The goal is to develop a system of driving conductors from a low-cost vessel to about 820 ft (250 m), a typical casing depth in water deeper than 6,562 ft (2,000 m). In addition to further developing its existing underwater hammer, engineers are investigating toe-driving (as opposed to top-driving) the pipes and the use of friction-reducing coatings to bring down the force needed to drive the conductors through the subsurface.
Challenges
And these are not the only issues to be resolved. Ways of dealing with sand layers, which are extremely difficult to penetrate, are also being examined. Pipe handling also needs to be addressed - whether to use single lengths of pipe, when the potential for buckling is high, or to install the conductor in sections, when the main challenge is making the pipe connections at the seabed.

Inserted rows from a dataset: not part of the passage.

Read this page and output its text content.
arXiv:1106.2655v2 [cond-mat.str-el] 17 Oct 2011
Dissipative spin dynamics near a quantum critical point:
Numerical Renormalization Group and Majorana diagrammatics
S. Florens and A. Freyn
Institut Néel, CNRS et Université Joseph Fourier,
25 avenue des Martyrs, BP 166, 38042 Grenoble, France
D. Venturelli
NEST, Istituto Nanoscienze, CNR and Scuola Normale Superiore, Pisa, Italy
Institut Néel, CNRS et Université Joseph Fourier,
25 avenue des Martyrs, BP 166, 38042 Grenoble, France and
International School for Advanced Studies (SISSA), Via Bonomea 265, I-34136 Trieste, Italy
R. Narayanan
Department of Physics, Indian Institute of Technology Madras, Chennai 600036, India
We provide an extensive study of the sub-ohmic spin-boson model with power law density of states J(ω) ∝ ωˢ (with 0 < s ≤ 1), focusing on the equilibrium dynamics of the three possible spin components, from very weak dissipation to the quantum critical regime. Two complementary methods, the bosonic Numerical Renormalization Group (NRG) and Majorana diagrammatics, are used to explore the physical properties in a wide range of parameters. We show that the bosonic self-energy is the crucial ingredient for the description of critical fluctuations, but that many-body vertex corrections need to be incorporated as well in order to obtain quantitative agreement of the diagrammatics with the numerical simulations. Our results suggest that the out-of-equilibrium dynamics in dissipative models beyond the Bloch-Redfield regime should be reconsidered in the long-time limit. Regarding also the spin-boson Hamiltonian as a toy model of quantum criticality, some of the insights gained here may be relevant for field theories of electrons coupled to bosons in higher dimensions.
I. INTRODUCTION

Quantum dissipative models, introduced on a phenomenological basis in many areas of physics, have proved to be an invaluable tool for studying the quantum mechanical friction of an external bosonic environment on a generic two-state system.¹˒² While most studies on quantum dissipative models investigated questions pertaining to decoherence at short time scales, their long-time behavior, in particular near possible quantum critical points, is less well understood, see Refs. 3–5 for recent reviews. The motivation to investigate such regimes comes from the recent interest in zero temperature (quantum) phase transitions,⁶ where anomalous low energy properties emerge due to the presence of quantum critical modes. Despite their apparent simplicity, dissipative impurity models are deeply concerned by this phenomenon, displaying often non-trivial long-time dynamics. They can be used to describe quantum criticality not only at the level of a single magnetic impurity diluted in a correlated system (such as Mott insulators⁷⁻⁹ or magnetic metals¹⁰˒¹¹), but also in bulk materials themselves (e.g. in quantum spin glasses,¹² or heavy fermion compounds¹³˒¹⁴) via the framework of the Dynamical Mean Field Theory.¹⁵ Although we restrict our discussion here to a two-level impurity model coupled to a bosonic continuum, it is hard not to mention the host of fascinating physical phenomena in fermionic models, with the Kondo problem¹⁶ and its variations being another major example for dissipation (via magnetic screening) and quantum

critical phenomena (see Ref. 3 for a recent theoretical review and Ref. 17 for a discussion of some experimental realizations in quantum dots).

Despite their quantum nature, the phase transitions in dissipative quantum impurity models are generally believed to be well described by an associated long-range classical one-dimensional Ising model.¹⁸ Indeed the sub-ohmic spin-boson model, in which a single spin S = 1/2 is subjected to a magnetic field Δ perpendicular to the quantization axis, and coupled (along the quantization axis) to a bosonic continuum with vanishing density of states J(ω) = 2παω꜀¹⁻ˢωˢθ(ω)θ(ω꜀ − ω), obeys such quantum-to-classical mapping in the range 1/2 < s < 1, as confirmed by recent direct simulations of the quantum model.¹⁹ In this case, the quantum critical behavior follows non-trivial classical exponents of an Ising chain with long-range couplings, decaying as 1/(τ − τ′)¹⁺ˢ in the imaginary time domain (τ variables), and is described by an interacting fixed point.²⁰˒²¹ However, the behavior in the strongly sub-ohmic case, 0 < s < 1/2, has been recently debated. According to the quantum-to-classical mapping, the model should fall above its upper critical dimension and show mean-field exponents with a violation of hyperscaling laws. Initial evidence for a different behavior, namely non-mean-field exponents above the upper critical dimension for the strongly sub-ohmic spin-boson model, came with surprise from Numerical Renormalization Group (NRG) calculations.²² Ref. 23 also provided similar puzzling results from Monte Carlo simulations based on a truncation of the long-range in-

The challenges to be overcome in driving conductors should not be underestimated, but neither should the advantages of being able to drive conductors to substantial penetrations in deep water. Speed, fewer problems from shallow geohazards, the elimination of cuttings on the seabed, the high structural integrity that gives greater opportunity to optimize casing strings, and the possibility of working from a low-cost vessel all make the technique worthy of attention.
At the start of this article it was argued that the conductor was possibly the most influential item of equipment in an oil- or gas-field development. Everyone will have his or her own view on this, but ensuring a strong foundation for high-performance wells will undoubtedly continue to provide challenges for operators as well as potential opportunities for the more creative companies in the service sector.